I know, I know, The Eagles are terrible. But the most famous line from their most famous song popped into my head yesterday while reading a recent opinion by Judge Humrickhouse in which she denied a debtor’s motion to have its case dismissed. Usually, of course, it’s the other way around: debtors want to stay in bankruptcy and it’s the creditors who want a case dismissed. But In re Surtronics, Inc. is an important reminder that bankruptcy is not always a hospitable place for debtors. And when bankruptcy turns inhospitabable, a debtor doesn’t have an absolute right to leave.
Section 1112(b)(1) provides a list of sixteen causes for a chapter 11 case being dismissed.
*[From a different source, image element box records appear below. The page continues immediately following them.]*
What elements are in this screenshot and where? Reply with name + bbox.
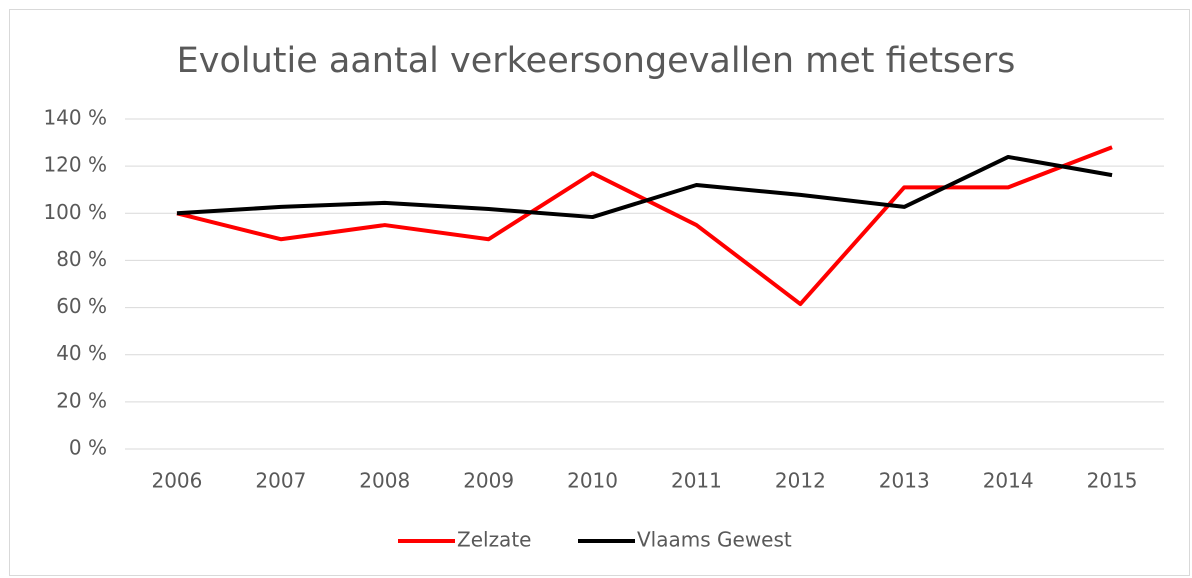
x-tick-label: 2006 xyxy=(151,469,202,493)
x-tick-label: 2009 xyxy=(463,469,514,493)
x-tick-label: 2013 xyxy=(879,469,930,493)
chart-title: Evolutie aantal verkeersongevallen met f… xyxy=(177,41,1016,81)
y-tick-label: 20 % xyxy=(56,388,107,412)
y-tick-label: 40 % xyxy=(56,341,107,365)
x-tick-label: 2012 xyxy=(775,469,826,493)
chart-border xyxy=(9,9,1190,576)
series-line xyxy=(176,154,1113,220)
y-tick-label: 120 % xyxy=(43,153,107,177)
x-tick-label: 2015 xyxy=(1087,469,1138,493)
y-tick-label: 140 % xyxy=(43,106,107,130)
x-tick-label: 2007 xyxy=(255,469,306,493)
legend-label: Zelzate xyxy=(457,528,531,552)
x-tick-label: 2014 xyxy=(983,469,1034,493)
legend-label: Vlaams Gewest xyxy=(637,528,792,552)
y-tick-label: 60 % xyxy=(56,294,107,318)
x-tick-label: 2010 xyxy=(567,469,618,493)
x-tick-label: 2011 xyxy=(671,469,722,493)
y-tick-label: 0 % xyxy=(69,436,107,460)
y-tick-label: 80 % xyxy=(56,247,107,271)
y-tick-label: 100 % xyxy=(43,200,107,224)
x-tick-label: 2008 xyxy=(359,469,410,493)
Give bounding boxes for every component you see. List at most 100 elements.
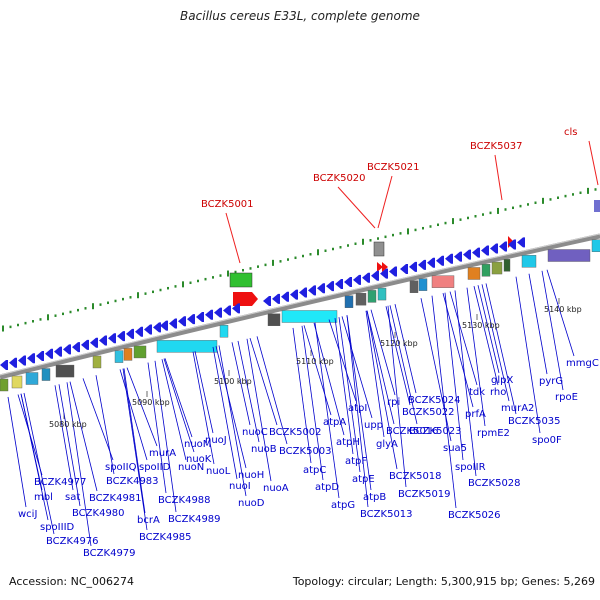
gene-label: atpD (315, 482, 339, 493)
tick-mark (227, 270, 229, 277)
gene-leader-line (249, 337, 278, 426)
gene-arrow (27, 353, 35, 364)
gene-arrow (472, 247, 480, 258)
gene-arrow (481, 245, 489, 256)
tick-mark (437, 223, 439, 227)
gene-arrow (117, 331, 125, 342)
gene-label: murA2 (501, 403, 534, 414)
gene-leader-line (346, 315, 369, 508)
gene-arrow (409, 261, 417, 272)
feature-block (344, 295, 354, 308)
tick-mark (294, 256, 297, 260)
gene-arrow (36, 351, 44, 362)
gene-label: spoIID (139, 462, 171, 473)
tick-mark (152, 290, 154, 294)
gene-label: BCZK4977 (34, 477, 87, 488)
gene-label: mbl (34, 492, 53, 503)
gene-label: BCZK5003 (279, 446, 332, 457)
tick-mark (324, 249, 327, 253)
gene-label: rpmE2 (477, 428, 510, 439)
tick-mark (407, 228, 409, 235)
tick-mark (354, 242, 357, 246)
tick-mark (452, 218, 454, 225)
tick-mark (174, 285, 177, 288)
tick-mark (212, 276, 214, 279)
gene-leader-line (292, 327, 312, 464)
gene-leader-line (164, 358, 193, 438)
gene-label: sua5 (443, 443, 467, 454)
tick-mark (54, 314, 57, 317)
gene-leader-line (541, 270, 564, 391)
feature-block (547, 249, 591, 262)
feature-block (367, 290, 377, 303)
tick-mark (467, 216, 469, 220)
gene-leader-line (366, 310, 398, 470)
gene-arrow (362, 272, 370, 283)
feature-block (0, 378, 9, 392)
gene-label: sat (65, 492, 80, 503)
highlight-label: BCZK5020 (313, 173, 366, 184)
gene-label: BCZK5023 (409, 426, 462, 437)
tick-mark (459, 218, 462, 221)
tick-mark (62, 312, 64, 316)
gene-arrow (90, 337, 98, 348)
gene-label: murA (149, 448, 176, 459)
gene-label: atpC (303, 465, 326, 476)
tick-mark (482, 213, 484, 216)
gene-arrow (18, 355, 26, 366)
gene-arrow (45, 348, 53, 359)
tick-mark (594, 188, 597, 191)
tick-mark (587, 187, 589, 194)
gene-leader-line (231, 342, 251, 426)
gene-leader-line (442, 293, 474, 408)
gene-leader-line (69, 381, 98, 492)
gene-leader-line (346, 315, 372, 491)
tick-mark (32, 320, 34, 323)
tick-mark (309, 253, 312, 256)
tick-mark (549, 198, 552, 201)
highlight-label: cls (564, 127, 578, 138)
gene-label: prfA (465, 409, 486, 420)
tick-mark (527, 203, 529, 206)
gene-leader-line (237, 340, 260, 443)
feature-block (123, 348, 133, 361)
tick-mark (122, 297, 124, 301)
gene-leader-line (95, 375, 115, 475)
gene-arrow (178, 316, 186, 327)
gene-arrow (490, 243, 498, 254)
gene-arrow (517, 237, 525, 248)
gene-arrow (308, 285, 316, 296)
gene-arrow (0, 360, 8, 370)
tick-mark (362, 238, 364, 245)
feature-block (481, 264, 491, 277)
gene-arrow (290, 289, 298, 300)
feature-block (133, 345, 147, 359)
tick-dots-layer (2, 187, 597, 332)
gene-arrow (436, 255, 444, 266)
highlight-label: BCZK5037 (470, 141, 523, 152)
tick-mark (234, 270, 237, 274)
tick-mark (77, 308, 79, 312)
gene-arrow (153, 322, 161, 333)
tick-mark (17, 323, 19, 327)
gene-label: BCZK5022 (402, 407, 455, 418)
tick-mark (144, 292, 147, 295)
tick-mark (399, 232, 402, 235)
gene-leader-line (389, 305, 418, 425)
gene-leader-line (192, 351, 215, 465)
gene-arrow (418, 259, 426, 270)
gene-arrow (389, 266, 397, 277)
gene-leader-line (122, 368, 148, 531)
gene-leader-line (154, 360, 177, 513)
gene-leader-line (215, 346, 247, 469)
tick-mark (377, 237, 379, 240)
gene-leader-line (163, 358, 195, 453)
gene-leader-line (54, 385, 74, 491)
gene-arrow (400, 264, 408, 274)
tick-mark (512, 206, 514, 210)
gene-label: wciJ (18, 509, 37, 520)
gene-label: atpB (363, 492, 386, 503)
tick-mark (137, 292, 139, 299)
gene-arrow (272, 293, 280, 304)
gene-arrow (126, 328, 134, 339)
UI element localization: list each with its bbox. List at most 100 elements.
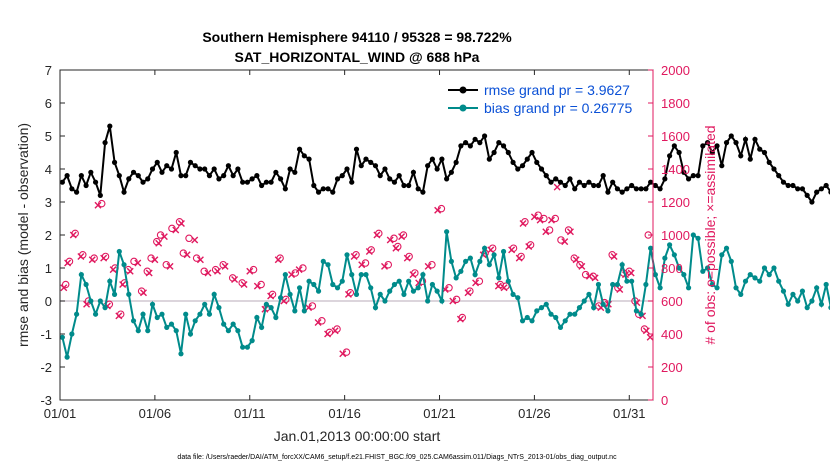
- y-axis-right-label: # of obs: o=possible; ×=assimilated: [702, 125, 718, 344]
- point-rmse: [804, 192, 810, 198]
- point-bias: [263, 301, 269, 307]
- point-rmse: [496, 140, 502, 146]
- point-rmse: [719, 163, 725, 169]
- point-rmse: [311, 182, 317, 189]
- obs-assimilated-marker: [339, 350, 347, 358]
- point-bias: [344, 252, 350, 258]
- obs-assimilated-marker: [191, 236, 199, 244]
- point-bias: [600, 301, 606, 307]
- obs-assimilated-marker: [591, 274, 599, 282]
- point-bias: [804, 305, 810, 311]
- y-right-tick-label: 1200: [661, 195, 690, 210]
- point-bias: [59, 334, 65, 340]
- point-rmse: [823, 182, 829, 189]
- obs-possible-marker: [156, 231, 165, 239]
- point-bias: [695, 235, 701, 241]
- point-rmse: [671, 143, 677, 149]
- point-bias: [244, 344, 250, 350]
- point-bias: [757, 278, 763, 284]
- point-bias: [296, 285, 303, 291]
- point-rmse: [553, 176, 559, 182]
- obs-assimilated-marker: [434, 206, 442, 214]
- y-left-tick-label: 4: [45, 162, 52, 177]
- obs-possible-marker: [551, 214, 560, 223]
- obs-assimilated-marker: [331, 327, 339, 335]
- point-bias: [349, 272, 355, 278]
- y-right-tick-label: 400: [661, 327, 683, 342]
- point-rmse: [225, 163, 232, 169]
- obs-possible-marker: [162, 260, 171, 269]
- point-bias: [216, 305, 222, 311]
- point-rmse: [344, 166, 350, 172]
- point-bias: [500, 248, 507, 255]
- point-bias: [358, 272, 364, 278]
- obs-assimilated-marker: [500, 284, 508, 292]
- y-left-tick-label: 2: [45, 228, 52, 243]
- obs-possible-marker: [291, 269, 300, 277]
- y-left-tick-label: 7: [45, 63, 52, 78]
- point-rmse: [372, 163, 379, 169]
- obs-assimilated-marker: [160, 233, 168, 241]
- point-rmse: [676, 149, 682, 156]
- legend: rmse grand pr = 3.9627 bias grand pr = 0…: [448, 82, 632, 116]
- point-rmse: [202, 166, 208, 172]
- point-rmse: [273, 169, 279, 175]
- point-bias: [434, 288, 440, 294]
- point-bias: [562, 318, 568, 324]
- point-bias: [515, 295, 521, 301]
- point-bias: [553, 314, 559, 321]
- point-bias: [733, 285, 739, 291]
- obs-assimilated-marker: [64, 259, 72, 267]
- y-left-tick-label: 3: [45, 195, 52, 210]
- point-rmse: [500, 143, 507, 149]
- point-rmse: [757, 146, 763, 152]
- obs-possible-marker: [61, 280, 70, 289]
- point-rmse: [425, 163, 431, 169]
- point-bias: [795, 298, 801, 304]
- point-bias: [624, 278, 630, 284]
- point-rmse: [334, 176, 341, 182]
- point-rmse: [377, 173, 383, 179]
- obs-assimilated-marker: [151, 256, 159, 264]
- x-tick-label: 01/31: [613, 406, 646, 421]
- point-bias: [83, 281, 89, 288]
- point-bias: [709, 281, 715, 288]
- obs-assimilated-marker: [69, 231, 77, 239]
- obs-assimilated-marker: [616, 285, 624, 293]
- obs-possible-marker: [97, 199, 106, 208]
- obs-assimilated-marker: [183, 251, 191, 259]
- point-rmse: [690, 173, 696, 179]
- obs-assimilated-marker: [456, 315, 464, 323]
- point-rmse: [164, 163, 170, 169]
- point-bias: [107, 278, 113, 284]
- point-rmse: [92, 179, 99, 185]
- point-bias: [491, 252, 497, 258]
- obs-assimilated-marker: [88, 256, 96, 264]
- point-bias: [126, 291, 132, 297]
- obs-assimilated-marker: [358, 261, 366, 269]
- point-bias: [448, 258, 454, 264]
- obs-possible-marker: [384, 260, 393, 269]
- legend-rmse-label: rmse grand pr = 3.9627: [484, 82, 630, 98]
- obs-assimilated-marker: [77, 252, 85, 260]
- point-bias: [619, 262, 625, 268]
- obs-possible-marker: [318, 317, 326, 325]
- point-bias: [382, 298, 388, 304]
- point-rmse: [240, 179, 246, 185]
- legend-bias-label: bias grand pr = 0.26775: [484, 100, 632, 116]
- point-bias: [149, 301, 156, 307]
- point-rmse: [738, 153, 744, 159]
- point-rmse: [463, 140, 469, 146]
- obs-assimilated-marker: [295, 266, 303, 274]
- point-rmse: [396, 173, 402, 179]
- point-bias: [202, 301, 208, 307]
- point-rmse: [529, 149, 535, 156]
- point-rmse: [619, 189, 625, 195]
- obs-possible-marker: [445, 284, 453, 292]
- series-bias: [59, 229, 830, 360]
- point-bias: [178, 351, 184, 357]
- obs-assimilated-marker: [519, 219, 527, 227]
- point-rmse: [102, 140, 108, 146]
- point-rmse: [292, 169, 298, 175]
- obs-possible-marker: [437, 204, 446, 213]
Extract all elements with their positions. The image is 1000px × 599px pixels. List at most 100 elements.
Most of these can be generally categorized as “uncooperative debtor” kind of activities: not filing what you’re supposed to, not showing up where you’re supposed to, not paying who you’re supposed to pay, etc. But the very first “cause for dismissal” is of a slightly different sort. 1112(b)(4)(A) states that “the term ’cause’ includes a substantial or continuing loss to or diminution of the estate and the absence of a reasonable likelihood of rehabilitation.” In other words, when a struggling company fails to turn around its operations and business continues to deteriorate, a debtor is able to raise the white flag and have its case dismissed. In Surtronics, that’s what the debtor claimed had happened. Problem was, business hadn’t deteriorated. In fact, profits were up.
But why would the debtor make such an argument? And, even more curiously, why would the debtor’s landlord object to the argument?
Because sometimes debtors lose certain rights in bankruptcy, and sometimes creditors gain rights that it would not have had outside of bankruptcy. In the instant case, Surtronics‘s landlord had obtained the right to immediately evict the debtor-tenant from its commercial space. If the case had been dismissed, those rights gained by the creditor would have been lost and it would have had to resort to a lengthy state court eviction action. 1112(b)(1) states that dismissal is permitted only if dismissal is in the best interest of the debtor and the creditors. If there are no assets to administer and creditors don’t have any use for the rights and protections that bankruptcy offers them, then dismissal is usually uncontroversial. But in a contentious case where both debtor and creditors have fought hard to gain certain rights under bankruptcy, the court will be sympathetic to a creditor’s pleas to lock the bankruptcy court doors from the outside and finish what it started.